Enfin, par sa distinction particulièrement imprécise et floue entre le contenu des formations décomptées comme temps de travail et celui des formations susceptibles d'être effectuées hors du temps de travail, il confère une marge d'appréciation exorbitante à l'administration (lors de l'extension des conventions collectives) ou au juge (à l'occasion d'un conflit portant sur de telles dispositions d'une convention non étendue) pour décider, à la place des partenaires sociaux signataires de l'accord mettant en oeuvre un tel dispositif, si telle ou telle formation peut ou non être réalisée en dehors du temps de travail.
Sur le temps de travail des cadres :
Tous les accords ont abordé cette question dans la mesure où, d'une part, le rôle joué par cette catégorie de salariés est fondamental pour le fonctionnement des entreprises et où, d'autre part, la notion même de durée du travail est devenue un concept inopérationnel pour un nombre croissant de salariés, cadres ou non cadres, pour lesquels cette durée n'est ni mesurable ni contrôlable.
L'article 11 de la loi réduit à néant la quasi-totalité des accords :
- en limitant la portée des dispositions qu'il prévoit aux seuls cadres, alors que les accords de branche les étendent à différentes catégories de salariés en fonction des spécificités propres à chaque profession ;
- en restreignant aux seuls cadres dirigeants la possibilité d'établir des forfaits sans référence horaire (nouvel art. L. 212-15-1 du code du travail), ce qui consiste à « légaliser » la jurisprudence la plus restrictive de la Cour de cassation, alors que les accords de branche ont ouvert l'accès de ce type de forfait à un nombre beaucoup plus large de collaborateurs en fonction des caractéristiques des activités qu'ils exercent ;
- en limitant à 217 jours par an le nombre maximum de jours de travail susceptibles d'être accomplis par un cadre dont la durée du travail est décomptée en jours, alors que les accords de branche ont généralement prévu, en contrepartie d'un décompte en jours de la durée du travail, l'octroi de jours de repos supplémentaires de l'ordre d'une dizaine de jours en moyenne.
Sur les salaires :
Les garanties salariales prévues par les accords de branche varient en fonction de différents paramètres. Soit les accords laissent toute liberté aux entreprises pour compenser, en tout ou partie ou non, la réduction de la durée du travail, soit ils prévoient une compensation dont la quotité dépend de l'ampleur des éléments de souplesse en matière d'organisation du travail actés par l'accord.
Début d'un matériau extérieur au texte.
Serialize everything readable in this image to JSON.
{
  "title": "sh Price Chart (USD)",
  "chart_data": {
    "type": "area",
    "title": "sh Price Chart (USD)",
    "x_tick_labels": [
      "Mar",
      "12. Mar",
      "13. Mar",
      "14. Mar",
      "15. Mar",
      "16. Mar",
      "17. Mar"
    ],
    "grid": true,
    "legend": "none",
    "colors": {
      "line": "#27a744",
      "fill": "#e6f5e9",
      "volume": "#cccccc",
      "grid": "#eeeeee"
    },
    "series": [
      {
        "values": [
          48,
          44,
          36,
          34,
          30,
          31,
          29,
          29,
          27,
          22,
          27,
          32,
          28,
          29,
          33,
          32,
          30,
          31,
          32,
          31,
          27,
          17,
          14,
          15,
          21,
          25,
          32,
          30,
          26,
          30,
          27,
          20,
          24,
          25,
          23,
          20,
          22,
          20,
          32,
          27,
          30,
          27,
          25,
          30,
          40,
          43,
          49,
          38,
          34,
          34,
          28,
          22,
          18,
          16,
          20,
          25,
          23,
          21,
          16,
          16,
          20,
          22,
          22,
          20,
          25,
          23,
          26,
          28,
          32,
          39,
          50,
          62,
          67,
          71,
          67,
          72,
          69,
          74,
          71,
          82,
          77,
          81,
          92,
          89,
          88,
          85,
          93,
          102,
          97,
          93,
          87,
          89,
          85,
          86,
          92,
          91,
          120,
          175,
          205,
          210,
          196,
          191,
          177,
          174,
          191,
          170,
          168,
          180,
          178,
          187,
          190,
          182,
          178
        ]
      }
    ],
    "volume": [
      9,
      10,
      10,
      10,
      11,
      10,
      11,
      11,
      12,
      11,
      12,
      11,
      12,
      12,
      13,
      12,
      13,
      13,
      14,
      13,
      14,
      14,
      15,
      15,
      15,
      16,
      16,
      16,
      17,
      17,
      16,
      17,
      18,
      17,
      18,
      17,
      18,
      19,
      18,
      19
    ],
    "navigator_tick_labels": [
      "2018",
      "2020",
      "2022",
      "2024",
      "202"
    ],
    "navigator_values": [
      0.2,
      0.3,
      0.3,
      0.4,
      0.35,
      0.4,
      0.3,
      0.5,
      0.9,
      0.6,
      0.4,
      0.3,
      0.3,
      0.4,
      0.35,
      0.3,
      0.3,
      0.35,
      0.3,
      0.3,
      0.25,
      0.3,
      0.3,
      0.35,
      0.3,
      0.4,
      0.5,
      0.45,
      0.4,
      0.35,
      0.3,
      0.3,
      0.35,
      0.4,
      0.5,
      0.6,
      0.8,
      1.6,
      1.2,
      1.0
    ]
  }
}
L'article 32 de la loi ne respecte pas cet équilibre des accords en instituant une compensation financière intégrale de la réduction de la durée du travail pour les salariés au SMIC qui, de surcroît, s'appliquera aux nouveaux embauchés. La nécessité de rétablir une hiérarchie des salaires dans l'entreprise conduira en effet à répercuter cette compensation sur les salariés dont la rémunération est supérieure au SMIC.
Enfin, cette compensation au niveau du SMIC rendra totalement inopérant l'ensemble des barèmes de rémunérations minima garantis actuellement en vigueur dans les professions.
Le principe de liberté de fixation des salaires se trouve de facto annihilé par cette mesure.
Dès lors, au total, parce que les articles 5, 8, 9, 11, 17, 19, 28-II et 32 du projet de loi portent à l'économie des accords collectifs de branche et à l'accord national interprofessionnel des atteintes d'une gravité telle qu'elles méconnaissent la liberté proclamée à l'article 4 de la Déclaration des droits de l'homme et du citoyen de 1789, ces articles doivent être déclarés non conformes à la Constitution.